Pyhrro results and open-eq-12 (was: Re: DAWG Agenda - 11 Sep 2007 @ 14:30 UTC) from Seaborne, Andy on 2007-09-10 (public-rdf-dawg@w3.org from July to September 2007)

From: Seaborne, Andy <andy.seaborne@hp.com>
Date: Mon, 10 Sep 2007 14:13:43 +0100
To: Lee Feigenbaum <lee@thefigtrees.net>
CC: RDF Data Access Working Group <public-rdf-dawg@w3.org>, Malcolm Crowe <CROW-CI0@wpmail.paisley.ac.uk>
Message-ID: <46E54307.4020602@hp.com>
cc'ed to Malcolm

Lee Feigenbaum wrote:
...
> 3b) Malcolm Crowe suggests that open-eq-12 is incorrect. Can anyone take 
> a look at it and agree or refute?
> 
>  
> http://lists.w3.org/Archives/Public/public-rdf-dawg-comments/2007Sep/0001.html

== Summary

The test looks right : it does assume some level of language tag handling but 
it is in the open-world test suite.

1/ Pyrrhodb seems to not test an IRI :xyz as equal or not equal to all the 
possible values in the test but, by RDFTerm-equals, an IRI term is either eaul 
or not equal, never an error.

2/ Pyrrhodb seems to not fully handle language tags (which is an optional 
extra for SPARQL).

== Details

open-eq-12 is the following:

------------------------------------

@prefix     : <http://example/> .
@prefix  xsd:    <http://www.w3.org/2001/XMLSchema#> .

:x1 :p "xyz" .
:x2 :p "xyz"@en .
:x3 :p "xyz"@EN .
:x4 :p "xyz"^^xsd:string .
:x5 :p "xyz"^^xsd:integer .
:x6 :p "xyz"^^:unknown .
:x7 :p _:xyz .
:x8 :p :xyz .

:y1 :q "abc" .
:y2 :q "abc"@en .
:y3 :q "abc"@EN .
:y4 :q "abc"^^xsd:string .
:y5 :q "abc"^^xsd:integer .
:y6 :q "abc"^^:unknown .
:y7 :q _:abc .
:y8 :q :abc .

------------------------------------

PREFIX     :    <http://example/>
PREFIX  xsd:    <http://www.w3.org/2001/XMLSchema#>

SELECT ?x ?v1 ?y ?v2
{
     ?x :p ?v1 .
     ?y :p ?v2 .
     OPTIONAL { ?y :p ?v3 . FILTER( ?v1 != ?v3 || ?v1 = ?v3 )}
     FILTER (!bound(?v3))
}

------------------------------------

DAWG results.
-------------------------------------------------------
| x   | v1                 | y   | v2                 |
=======================================================
| :x6 | "xyz"^^:unknown    | :x5 | "xyz"^^xsd:integer |
| :x6 | "xyz"^^:unknown    | :x4 | "xyz"^^xsd:string  |
| :x6 | "xyz"^^:unknown    | :x1 | "xyz"              |
| :x5 | "xyz"^^xsd:integer | :x6 | "xyz"^^:unknown    |
| :x5 | "xyz"^^xsd:integer | :x4 | "xyz"^^xsd:string  |
| :x5 | "xyz"^^xsd:integer | :x1 | "xyz"              |
| :x4 | "xyz"^^xsd:string  | :x6 | "xyz"^^:unknown    |
| :x4 | "xyz"^^xsd:string  | :x5 | "xyz"^^xsd:integer |
| :x1 | "xyz"              | :x6 | "xyz"^^:unknown    |
| :x1 | "xyz"              | :x5 | "xyz"^^xsd:integer |
-------------------------------------------------------

------------------------------------


In this test, ?v2 is the same as ?v3 on this data.

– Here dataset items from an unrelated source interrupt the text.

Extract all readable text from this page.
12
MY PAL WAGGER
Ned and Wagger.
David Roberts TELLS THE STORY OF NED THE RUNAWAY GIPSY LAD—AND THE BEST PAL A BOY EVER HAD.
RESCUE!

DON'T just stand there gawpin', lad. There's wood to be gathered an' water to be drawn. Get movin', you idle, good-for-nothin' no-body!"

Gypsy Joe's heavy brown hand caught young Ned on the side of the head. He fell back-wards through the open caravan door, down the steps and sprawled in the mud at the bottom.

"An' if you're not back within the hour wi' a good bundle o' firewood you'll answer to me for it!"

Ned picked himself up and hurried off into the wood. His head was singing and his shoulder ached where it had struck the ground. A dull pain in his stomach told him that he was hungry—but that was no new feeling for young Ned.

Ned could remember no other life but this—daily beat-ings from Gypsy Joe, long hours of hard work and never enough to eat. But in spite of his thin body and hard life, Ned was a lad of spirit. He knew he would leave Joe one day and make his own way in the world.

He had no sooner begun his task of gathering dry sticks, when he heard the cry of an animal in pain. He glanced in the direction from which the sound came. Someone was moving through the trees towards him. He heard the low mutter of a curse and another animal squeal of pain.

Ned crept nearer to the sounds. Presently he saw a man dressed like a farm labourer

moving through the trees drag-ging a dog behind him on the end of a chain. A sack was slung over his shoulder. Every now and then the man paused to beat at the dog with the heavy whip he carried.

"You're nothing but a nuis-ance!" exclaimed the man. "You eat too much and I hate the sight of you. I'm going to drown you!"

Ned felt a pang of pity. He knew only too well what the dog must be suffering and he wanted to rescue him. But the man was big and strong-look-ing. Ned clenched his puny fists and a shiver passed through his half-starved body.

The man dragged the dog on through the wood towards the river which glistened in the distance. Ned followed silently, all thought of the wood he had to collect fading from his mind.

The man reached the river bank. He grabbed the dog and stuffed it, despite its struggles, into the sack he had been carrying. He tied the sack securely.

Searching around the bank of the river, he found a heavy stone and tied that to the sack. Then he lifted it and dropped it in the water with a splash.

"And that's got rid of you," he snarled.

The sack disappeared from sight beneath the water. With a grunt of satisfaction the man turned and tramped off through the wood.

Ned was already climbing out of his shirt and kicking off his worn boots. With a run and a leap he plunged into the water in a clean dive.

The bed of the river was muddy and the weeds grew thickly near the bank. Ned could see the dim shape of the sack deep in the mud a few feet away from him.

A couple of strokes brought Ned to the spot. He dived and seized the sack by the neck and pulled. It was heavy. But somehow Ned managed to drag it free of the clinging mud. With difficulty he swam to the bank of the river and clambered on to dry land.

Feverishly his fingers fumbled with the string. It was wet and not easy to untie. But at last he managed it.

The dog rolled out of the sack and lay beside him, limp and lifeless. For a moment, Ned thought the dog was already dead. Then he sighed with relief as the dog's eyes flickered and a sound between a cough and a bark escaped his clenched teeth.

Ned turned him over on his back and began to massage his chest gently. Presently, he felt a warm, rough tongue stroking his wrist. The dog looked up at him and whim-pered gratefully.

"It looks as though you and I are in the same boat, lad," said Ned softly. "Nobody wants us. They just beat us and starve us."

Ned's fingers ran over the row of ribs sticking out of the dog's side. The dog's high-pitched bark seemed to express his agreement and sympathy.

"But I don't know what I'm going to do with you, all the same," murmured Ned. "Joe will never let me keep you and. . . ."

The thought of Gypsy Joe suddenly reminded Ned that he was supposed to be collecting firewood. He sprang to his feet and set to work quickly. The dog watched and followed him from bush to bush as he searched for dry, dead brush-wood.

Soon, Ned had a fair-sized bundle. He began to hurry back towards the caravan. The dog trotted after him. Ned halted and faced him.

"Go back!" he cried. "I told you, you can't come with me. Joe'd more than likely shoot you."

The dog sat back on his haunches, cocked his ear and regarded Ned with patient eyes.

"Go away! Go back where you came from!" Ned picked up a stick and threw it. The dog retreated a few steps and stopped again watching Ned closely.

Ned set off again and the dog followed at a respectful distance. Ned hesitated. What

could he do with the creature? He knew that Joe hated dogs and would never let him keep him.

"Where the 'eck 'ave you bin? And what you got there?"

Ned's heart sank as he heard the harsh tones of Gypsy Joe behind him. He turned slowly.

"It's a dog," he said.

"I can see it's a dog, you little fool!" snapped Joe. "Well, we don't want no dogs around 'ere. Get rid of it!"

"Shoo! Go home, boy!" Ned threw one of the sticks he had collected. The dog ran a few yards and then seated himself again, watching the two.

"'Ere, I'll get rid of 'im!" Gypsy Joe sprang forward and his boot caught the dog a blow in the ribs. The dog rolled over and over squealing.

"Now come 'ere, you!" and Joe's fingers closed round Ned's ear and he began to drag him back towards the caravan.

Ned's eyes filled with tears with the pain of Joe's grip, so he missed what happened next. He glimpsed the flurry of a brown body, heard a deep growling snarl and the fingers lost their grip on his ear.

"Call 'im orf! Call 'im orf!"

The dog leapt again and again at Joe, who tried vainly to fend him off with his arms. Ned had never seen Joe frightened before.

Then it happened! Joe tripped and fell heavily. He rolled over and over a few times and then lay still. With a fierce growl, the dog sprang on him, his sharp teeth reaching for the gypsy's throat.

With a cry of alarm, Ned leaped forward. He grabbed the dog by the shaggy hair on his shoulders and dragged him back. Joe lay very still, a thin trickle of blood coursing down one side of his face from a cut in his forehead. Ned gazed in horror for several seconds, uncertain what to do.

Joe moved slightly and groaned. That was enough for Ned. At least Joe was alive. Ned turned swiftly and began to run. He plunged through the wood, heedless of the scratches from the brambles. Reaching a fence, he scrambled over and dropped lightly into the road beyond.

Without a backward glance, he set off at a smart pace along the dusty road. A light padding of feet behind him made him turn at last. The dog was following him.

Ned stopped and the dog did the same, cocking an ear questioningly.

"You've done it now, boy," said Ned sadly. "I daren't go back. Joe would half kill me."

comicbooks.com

Pyhrro has 30 results, DAWG has 10.  Looking at the results given by Pyhrro 
that are not in the DAWG test suite answers for

?v1 =
   :xyz
   "xyz"@en

against all the possible ?v2/?v3.

All possible ?v3 are:

"xyz" .
"xyz"@en
"xyz"@EN .
"xyz"^^xsd:string .
"xyz"^^xsd:integer .
"xyz"^^:unknown .
_:xyz .
:xyz .

So it's 2 * 8 without self and bNode = 2*6
Then *2 to reverse ?v1, ?v3 but remove double counting for ?v3 = the ?v1 above 
gets 2*2*6 - 4 = 20 different results.

The test is determining when two terms are an error by RDFTerm-equals.


1/ Case ?v1 = :xyz an IRI.

An IRI is always not equal to anything that is not a IRI because the operator 
table will map the operation to RDFterm-equal(A, B) which becomes sameTerm, 
when one side is an IRI.  So RDFterm-equal(some IRI, B) is always true or false.

?v1=:xyz is causes the filter to be true for all ?v3, hence the optional is 
defined and the !bound removes the solution.

So I think Pyrrho is wrong - :xyz should not appear in the results.

That removes all the :x8 results in the Pyhrro example and one each of the 
:x1-:x6.  30-12 = 18.


2/ Case?v1 = "xyz"@en, an RDF plain literal with a language tag.

This is the remaining 8 (4 are an overlap with the case above).

Literals with language tags are not dispatched by the operator table
until you get to the RDFterm-equals operator.

RDF-equals:
[[
Returns TRUE if term1 and term2 are the same RDF term as defined in Resource 
Description Framework (RDF): Concepts and Abstract Syntax [CONCEPTS]; produces 
a type error if the arguments are both literal but are not the same RDF term 
[*]; returns FALSE otherwise. term1 and term2 are the same if any of the 
following is true:

     * term1 and term2 are equivalent IRIs as defined in 6.4 RDF URI 
References of [CONCEPTS].
     * term1 and term2 are equivalent literals as defined in 6.5.1 Literal 
Equality of [CONCEPTS].
     * term1 and term2 are the same blank node as described in 6.6 Blank Nodes 
of [CONCEPTS].
]]

Take one case ?v1 = "xyz"@en , ?v2 = "xyz"^^:unknown.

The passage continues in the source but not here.